Renders a lazy dbplyr query to SQL and streams the result to a Parquet file using the package's internal SQL-to-Parquet writer. This avoids collecting the full result into memory before writing.

Usage

lazy_tbl_to_pq(
  tbl,
  out_file,
  chunk_size = 100000L,
  metadata = NULL,
  col_types = NULL
)

Arguments

tbl

A lazy table backed by dbplyr, such as the result of dplyr::tbl() or a pipeline of dplyr verbs on a remote table.

out_file

Full path to the output Parquet file.

chunk_size

Number of rows fetched and written per chunk. Default is 100000.

metadata

Optional named list of schema metadata to embed in the Parquet file.

col_types

Optional named list specifying Arrow type overrides.

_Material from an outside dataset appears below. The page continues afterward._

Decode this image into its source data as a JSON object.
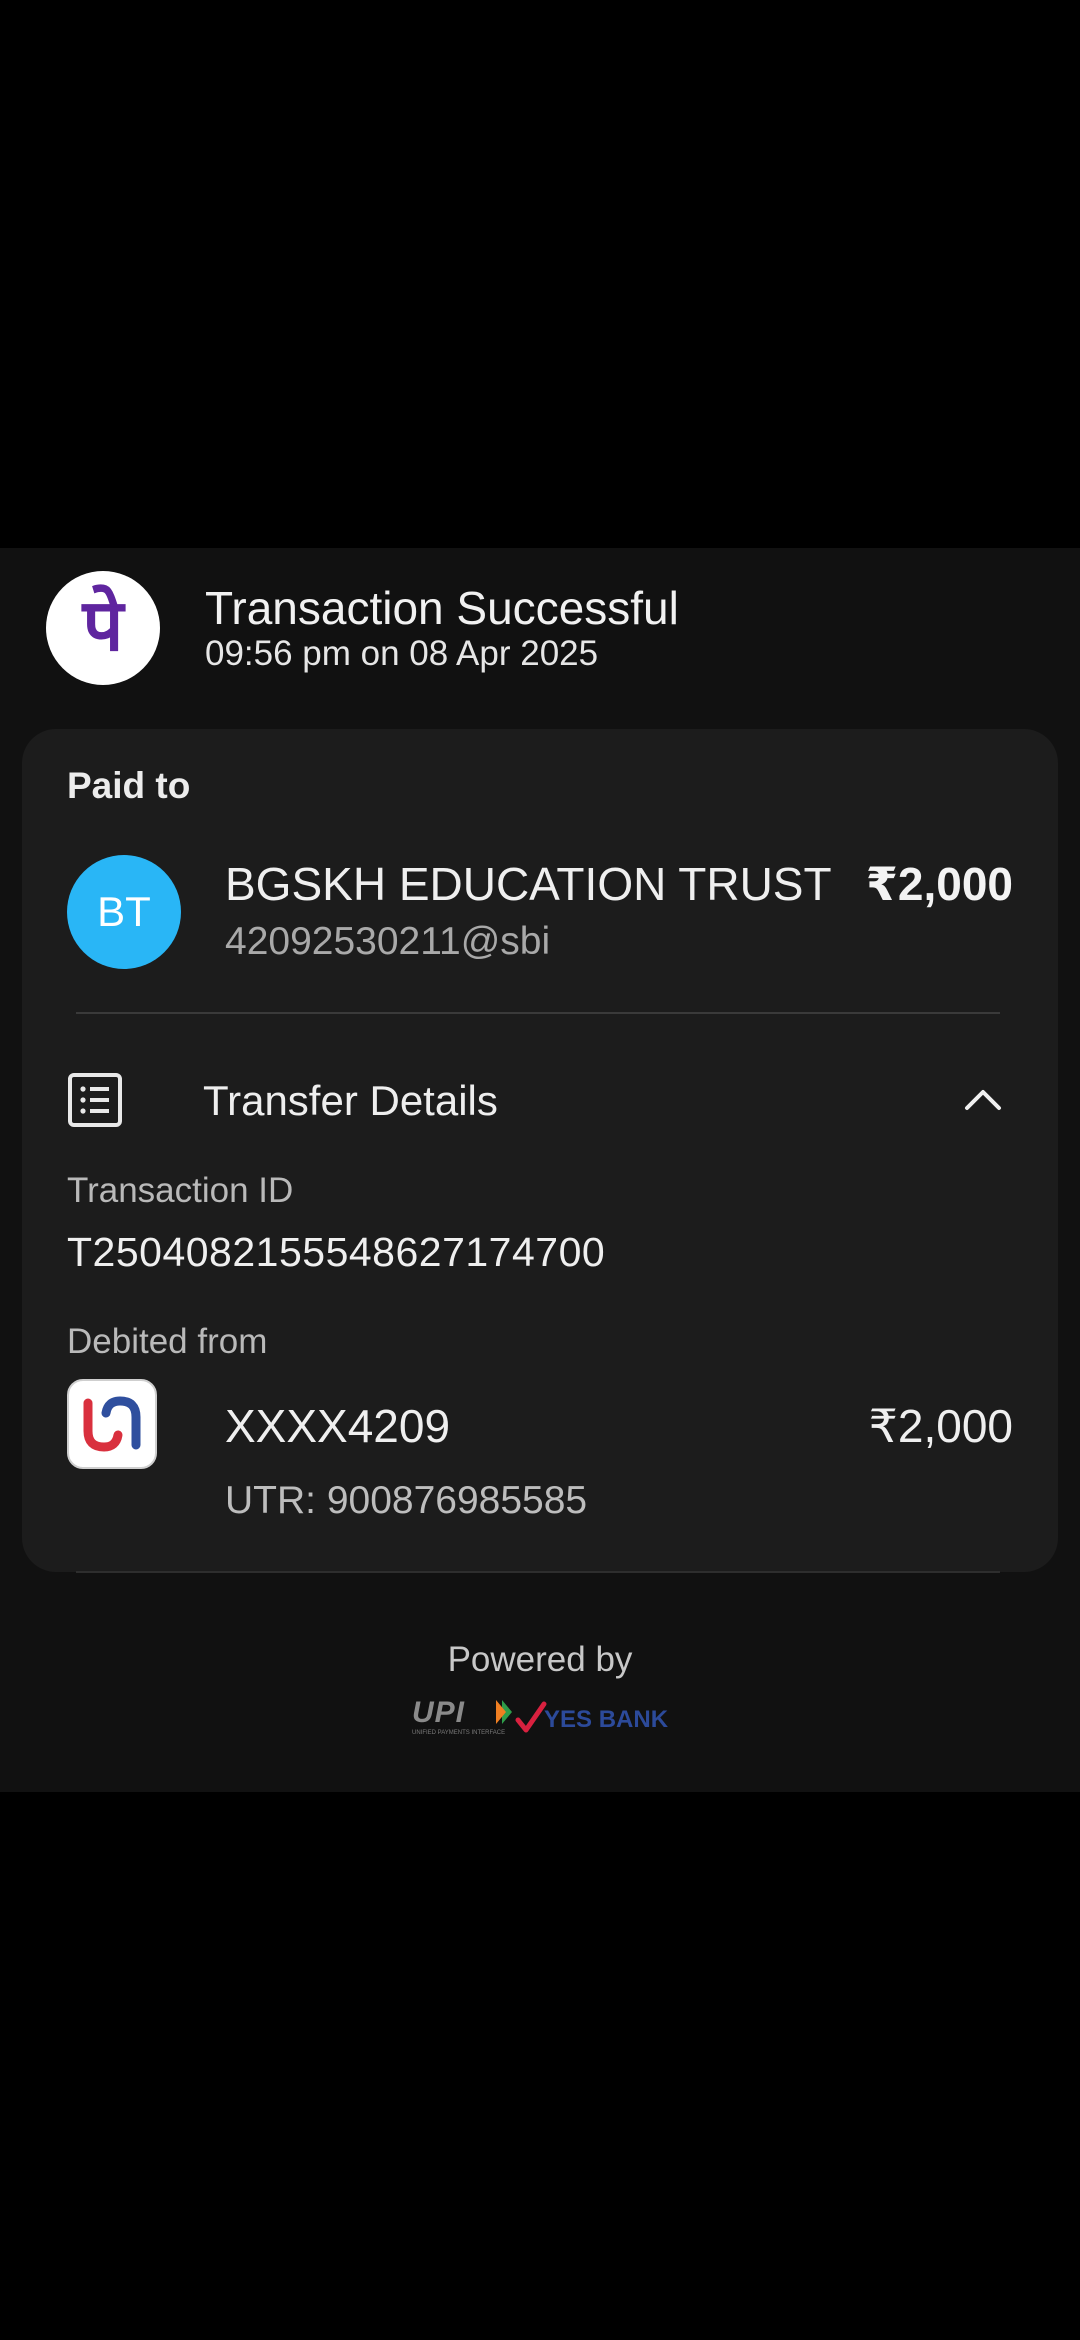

Values may be string type names (for example "int32" or "date") or Arrow DataType objects.

Value

Invisibly returns out_file.

Examples

if (FALSE) { # \dontrun{
con <- DBI::dbConnect(RPostgres::Postgres())
qry <- dplyr::tbl(con, DBI::Id(schema = "crsp", table = "dsi")) |>
  dplyr::filter(date >= as.Date("2020-01-01"))

lazy_tbl_to_pq(qry, "~/pq_data/crsp/dsi_recent.parquet")
} # }